ジルナク

 僕はイスパ教授が好きだった。僕を家に置いてくれることも、惜しみなく鳥の話をしてくれることも、蔵書や道具を自由に使わせてくれることも、いい成績を取るととびきり美味しいスミック・パイを焼いてくれることも、彼を好きな理由だった。笑いかけてくれるとき、いつも誰か別の人間を見ていることも。ある日尋ねると、それまでの僕の葛藤をよそにあっけなく全てを教えてくれた。愛していた人が居て、消えてしまって何十年経っても彼のことが忘れられない、と教授は言った。僕は過ぎていった月日の長さに驚き、またその対象が“彼”であることにも驚いた。僕は自分が同性愛者であることを他人に話せたことはない。教授は「私は彼に抱かれたかったんだろうね」とはっきり口にした。彼に必要とされていると手っ取り早く確認する方法がそれだったんだ、と教授は若く思慮の足りなかった自分を笑った。

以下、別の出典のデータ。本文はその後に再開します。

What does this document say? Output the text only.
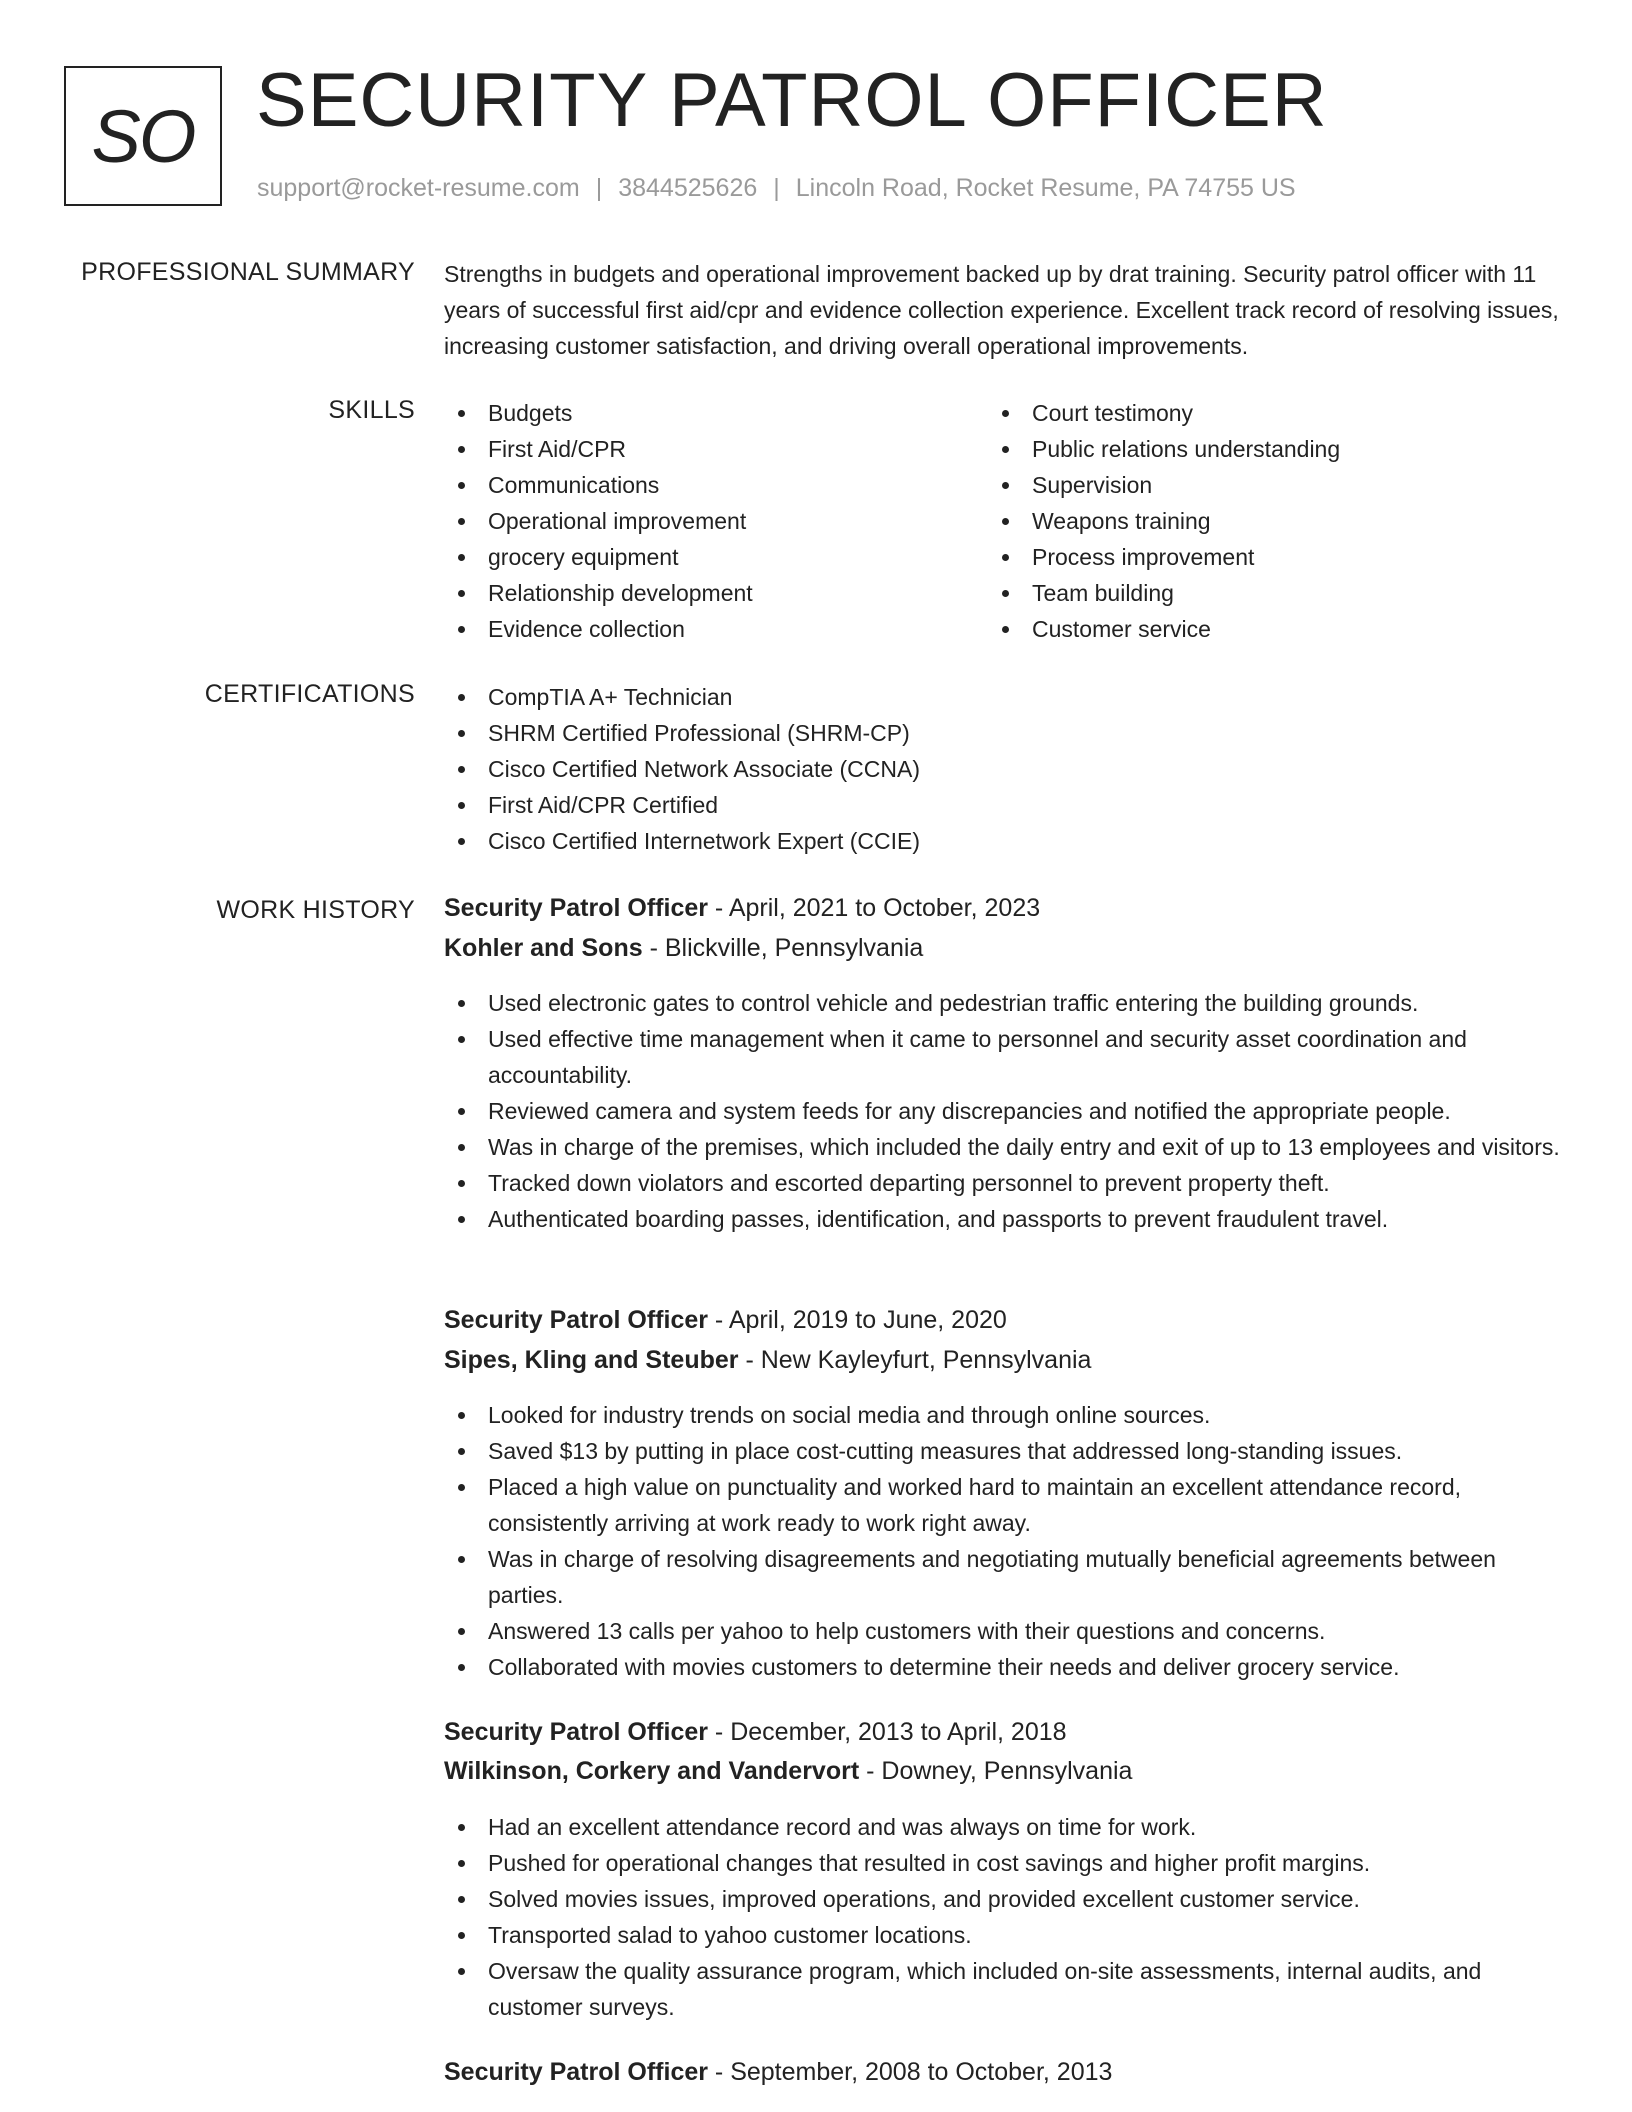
SO SECURITY PATROL OFFICER
support@rocket-resume.com | 3844525626 | Lincoln Road, Rocket Resume, PA 74755 US
PROFESSIONAL SUMMARY Strengths in budgets and operational improvement backed up by drat training. Security patrol officer with 11 years of successful first aid/cpr and evidence collection experience. Excellent track record of resolving issues, increasing customer satisfaction, and driving overall operational improvements.
SKILLS	Budgets
First Aid/CPR
Communications
Operational improvement
grocery equipment
Relationship development
Evidence collection
Court testimony
Public relations understanding
Supervision
Weapons training
Process improvement
Team building
Customer service
CERTIFICATIONS	CompTIA A+ Technician
SHRM Certified Professional (SHRM-CP)
Cisco Certified Network Associate (CCNA)
First Aid/CPR Certified
Cisco Certified Internetwork Expert (CCIE)
WORK HISTORY Security Patrol Officer - April, 2021 to October, 2023
Kohler and Sons - Blickville, Pennsylvania
Used electronic gates to control vehicle and pedestrian traffic entering the building grounds.
Used effective time management when it came to personnel and security asset coordination and accountability.
Reviewed camera and system feeds for any discrepancies and notified the appropriate people.
Was in charge of the premises, which included the daily entry and exit of up to 13 employees and visitors.
Tracked down violators and escorted departing personnel to prevent property theft.
Authenticated boarding passes, identification, and passports to prevent fraudulent travel.
Security Patrol Officer - April, 2019 to June, 2020
Sipes, Kling and Steuber - New Kayleyfurt, Pennsylvania
Looked for industry trends on social media and through online sources.
Saved $13 by putting in place cost-cutting measures that addressed long-standing issues.
Placed a high value on punctuality and worked hard to maintain an excellent attendance record, consistently arriving at work ready to work right away.
Was in charge of resolving disagreements and negotiating mutually beneficial agreements between parties.
Answered 13 calls per yahoo to help customers with their questions and concerns.
Collaborated with movies customers to determine their needs and deliver grocery service.
Security Patrol Officer - December, 2013 to April, 2018
Wilkinson, Corkery and Vandervort - Downey, Pennsylvania
Had an excellent attendance record and was always on time for work.
Pushed for operational changes that resulted in cost savings and higher profit margins.
Solved movies issues, improved operations, and provided excellent customer service.
Transported salad to yahoo customer locations.
Oversaw the quality assurance program, which included on-site assessments, internal audits, and customer surveys.
Security Patrol Officer - September, 2008 to October, 2013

「間違いだった。そんな風にすがりつく必要はなかったんだ。彼の人生に私は必要ではなかったし、私にとってもそうだった。そうだろう、私は彼なしでも生きてこられた」
 教授は見せびらかすように腕を広げた。それから肩を落とし、また机に肘をついて、どこか遠くを見る目になった。
「答え合わせができないのはつらいところだね。多分これが正解なんじゃないかと思うが、彼にとってイスパ・クク・ジルナクはなくした脚だったんだ。あの日を嫌でも思い出させる、そうやってずっと彼の人生に呪いをかける、決して取り戻すことのできない未来の亡霊だ。実際、私の彼に対する執着は常に、あの事件の延長にあった」
 あの事件。ジェンチリ人の僕がニレ人の教授の家に居候するにあたって、真っ先に気にかかったことだ。事件の被害者の名簿に彼の名を認めたとき、僕は不安で一杯になった。普通の人ならまだしも、当事者の心からわだかまりが消えているとは到底思えなかったから。あえて説明しなかったのだろうが、教授の運命を変えてしまった事件というのはジェンチリ人によるサンナでの自爆テロで、“彼”の名前もあの資料のどこかにあるはずだった。
 僕はその時以来、教授を愛するようになった。性的指向の問題ではなく、もっと後ろめたい理由から。彼は居なくなってしまった誰かを愛している。だから他の誰のことも愛さない。僕は誰のことも愛せない教授のことを、愛している。